Zabbix Java Template

 

So far we have manually entered all JMX queries that we wanted to use. This gets very tedious very quickly. On top of that, how do we know what is important and what is not?


This page shows you how to use the Zapcat templates to quickly set up a monitor for the most vital statistics of your Java application. The discussion then dissects the template and shows you what each monitored value means and how you may want to interpret the data you receive.




Importing Templates

The Zapcat distribution includes the templates in a directory named ‘templates’. You can upload these to your Zabbix server. Note that the templates were written for Zabbix version 1.4.2 and I have not tested them on any other version.


Locate the file named ‘Template_Java.xml’ in the folder named ‘templates’ in the Zapcat distribution. Log into Zabbix as administrator. Click on ‘Configuration’ and ‘Import/Export’. From the drop-down list in the top right corner, select ‘Import’.


Applying Templates

Using templates is as straightforward as it is to import them. When entering a host configuration, use the “Add” button to link your host definition with templates.


From the pop-up window, select the Java template that you just imported and press “Select” to close the pop-up.


Check that the template is going to be linked and press “Save” to make the changes.


If you go to the “Monitoring” tab in Zabbix now, you will see the data flow in from the JVM. The template includes some standard triggers ad graphs that help you make sense of what is happening inside the JVM.


Dissecting the Java Template

Well then. We now have a JVM instrumented with Zapcat, told Zabbix where it is and applied the Java template to get some important graphs right away.
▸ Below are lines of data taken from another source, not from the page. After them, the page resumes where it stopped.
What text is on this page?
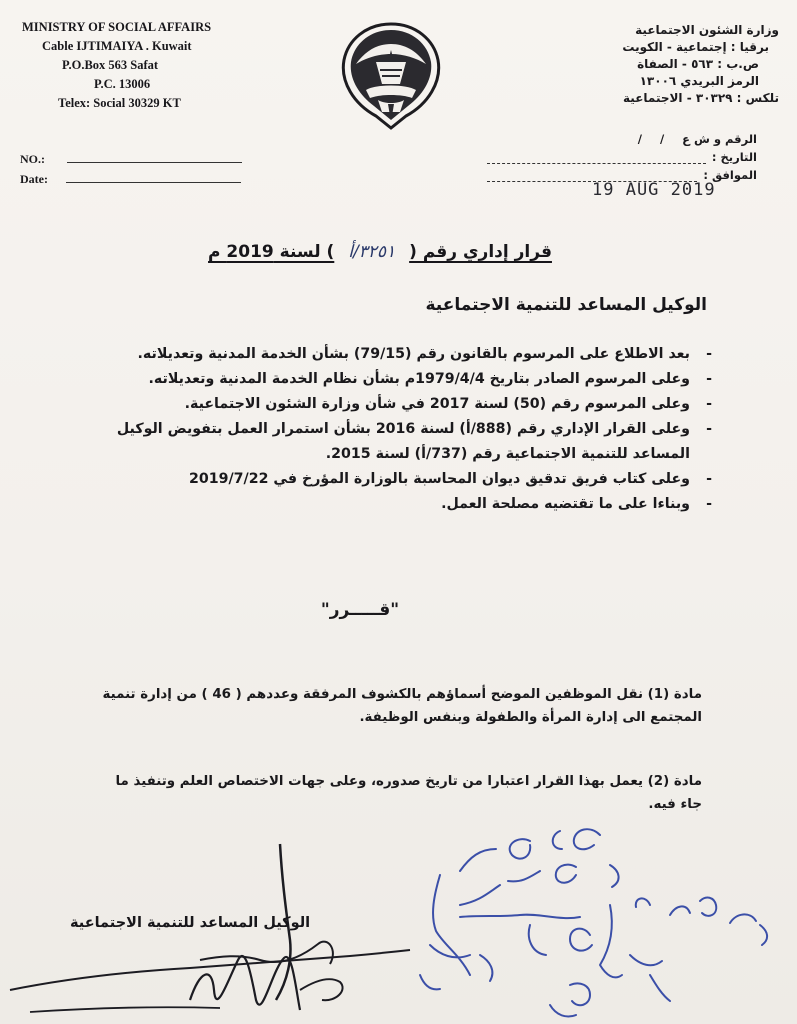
MINISTRY OF SOCIAL AFFAIRS
Cable IJTIMAIYA . Kuwait
P.O.Box 563 Safat
P.C. 13006
Telex: Social 30329 KT
NO.:
Date:
وزارة الشئون الاجتماعية
برقيا : إجتماعية - الكويت
ص.ب : ٥٦٣ - الصفاة
الرمز البريدي ١٣٠٠٦
تلكس : ٣٠٣٢٩ - الاجتماعية
الرقم و ش ع
/
/
التاريخ :
الموافق :
19 AUG 2019
قرار إداري رقم ( ٣٢٥١/أ ) لسنة 2019 م
الوكيل المساعد للتنمية الاجتماعية
- بعد الاطلاع على المرسوم بالقانون رقم (79/15) بشأن الخدمة المدنية وتعديلاته.
- وعلى المرسوم الصادر بتاريخ 1979/4/4م بشأن نظام الخدمة المدنية وتعديلاته.
- وعلى المرسوم رقم (50) لسنة 2017 في شأن وزارة الشئون الاجتماعية.
- وعلى القرار الإداري رقم (888/أ) لسنة 2016 بشأن استمرار العمل بتفويض الوكيل المساعد للتنمية الاجتماعية رقم (737/أ) لسنة 2015.
- وعلى كتاب فريق تدقيق ديوان المحاسبة بالوزارة المؤرخ في 2019/7/22
- وبناءا على ما تقتضيه مصلحة العمل.
"قـــــرر"
مادة (1) نقل الموظفين الموضح أسماؤهم بالكشوف المرفقة وعددهم ( 46 ) من إدارة تنمية المجتمع الى إدارة المرأة والطفولة وبنفس الوظيفة.
مادة (2) يعمل بهذا القرار اعتبارا من تاريخ صدوره، وعلى جهات الاختصاص العلم وتنفيذ ما جاء فيه.
الوكيل المساعد للتنمية الاجتماعية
The only question that is left is to find out what it all means. This section takes you through each of the items in the template and explains their significance.


Memory Pools and Garbage Collectors

I am not going to delve very deep into Java’s memory management strategies here. Instead, I’d like to point you to Sun’s collection of white papers. There you will find many excellent articles that explain Java’s internals better than I ever can. I found the paper named “Memory Management in the Java HotSpot™ Virtual Machine” particularly insightful.


Global Strategy

When a JVM starts, it picks the garbage collector strategy that it will use for the remainder of its life. This decision is based on the command line flags, the amount of memory and number of processors that you have equipped your server with.


There are three strategies that the JVM can choose from. These are shown in the table below. For each strategy there are two garbage collectors; a cheap one and an expensive one.


The cheap garbage collectors do the grunt work. They are relatively lightweight, choosing application performance over thoroughness. These garbage collectors are named “Copy”, “PS Scavenge” or “ParNew” depending on the garbage collector strategy that the JVM chose.


For each strategy there is also a specialised mark-sweep-compact garbage collector. Such garbage collectors reclaim much more memory than the cheaper ones, but may cause longer delays.


The table also shows the command line flags that can be used to force the JVM to select a specific garbage collector strategy. Unless you have good reason to do so, I would advise letting the JVM pick its own.


The Zabbix Java template provides items, graphs and triggers for all of these garbage collectors. It monitors the number of collection cycles per second and the accumulated garbage collection time for each garbage collector.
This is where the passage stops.